So UV light can force a plant to produce more THC, but it can also damage the plant in the process and stunt growth. It may also be a very inefficient use of energy, as the energy required to provide UV light is not helping the plant grow.
The tradeoff, therefore, is THC production vs overall yield.
My own view is that there is probably a balance somewhere, between optimum use of UV light to provide a mild stress response to improve terpene and cannabinoid production, and wasted energy/damaging UV that either stunts growth, damages the plant, or does not promote growth - resulting in lower yields.
Very few growers want lower yields. And quality can be very subjective.

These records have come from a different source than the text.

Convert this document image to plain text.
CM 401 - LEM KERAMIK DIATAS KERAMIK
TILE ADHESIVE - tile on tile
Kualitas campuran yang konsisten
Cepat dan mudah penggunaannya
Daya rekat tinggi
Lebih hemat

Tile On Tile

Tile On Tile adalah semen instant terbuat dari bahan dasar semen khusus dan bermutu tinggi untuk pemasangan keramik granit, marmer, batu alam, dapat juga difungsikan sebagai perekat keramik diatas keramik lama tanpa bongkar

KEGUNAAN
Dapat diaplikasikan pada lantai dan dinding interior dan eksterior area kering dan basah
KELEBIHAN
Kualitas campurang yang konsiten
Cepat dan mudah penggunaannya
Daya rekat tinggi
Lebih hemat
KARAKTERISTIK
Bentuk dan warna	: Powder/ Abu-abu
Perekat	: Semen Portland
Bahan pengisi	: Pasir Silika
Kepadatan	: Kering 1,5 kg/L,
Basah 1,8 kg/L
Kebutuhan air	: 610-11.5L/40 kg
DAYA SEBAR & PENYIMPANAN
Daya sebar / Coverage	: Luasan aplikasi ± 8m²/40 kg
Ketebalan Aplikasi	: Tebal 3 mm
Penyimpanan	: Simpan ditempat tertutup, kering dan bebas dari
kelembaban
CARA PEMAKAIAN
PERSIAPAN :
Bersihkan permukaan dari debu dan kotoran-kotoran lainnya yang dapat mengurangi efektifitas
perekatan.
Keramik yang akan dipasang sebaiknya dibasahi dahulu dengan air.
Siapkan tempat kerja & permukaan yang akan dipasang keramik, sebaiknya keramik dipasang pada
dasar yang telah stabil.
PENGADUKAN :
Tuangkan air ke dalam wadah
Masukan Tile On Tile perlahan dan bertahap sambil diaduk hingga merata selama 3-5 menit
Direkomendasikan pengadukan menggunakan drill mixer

I have smoked UVA/B exposed buds and non-UV exposed. The UV exposed bud has been grown under lights, and grown outdoors.
You can clearly notice the difference in potency - it is tangible (even if you don't have a mass spectrometer to measure THC levels). But does it improve the experience? Is the quality of the high "better" or just "stronger". And if it is merely "stronger" (higher levels of cannabinoids), then does that make up for any lack of "quality" in the high? By which I mean, a strong, nasty (paranoia-inducing) high is still a nasty high.
Increasing THC production when other cannabinoids are not increased by the same proportion could, in fact, ruin the "high" profile and turn what may be a pleasant smoke into something a little less pleasant.
Nearly all of today's modern strains were bred under almost no UV (HPS lights, or sometimes Metal Halides that usually had UV-blockiung iron incorporated into the protective glass).
Even plants that evolved outside where never subjected to high levels of UVB: 285nm almost doesn't exist on our planet, as it is nearly all filtered out by the atmosphere. The UVB to UVA ratio averages around 20:1, and even that only makes up around 5% of all light energy that reaches the earth (meaning UVB makes up 5% of 5% - or 0.25% of all light energy). And of that 0.25%, only a tiny, tiny fraction is 285nm - if at all at sea level.
So if we are really using sunlight as the yardstick when creating artificial light, then we probably only need 5% maximum UV, and of that, 95% should be UVA. And it should probably be broad spectrum UVA, too - not just one wavelength.
But as I said, I'm no expert, and these are only my observations.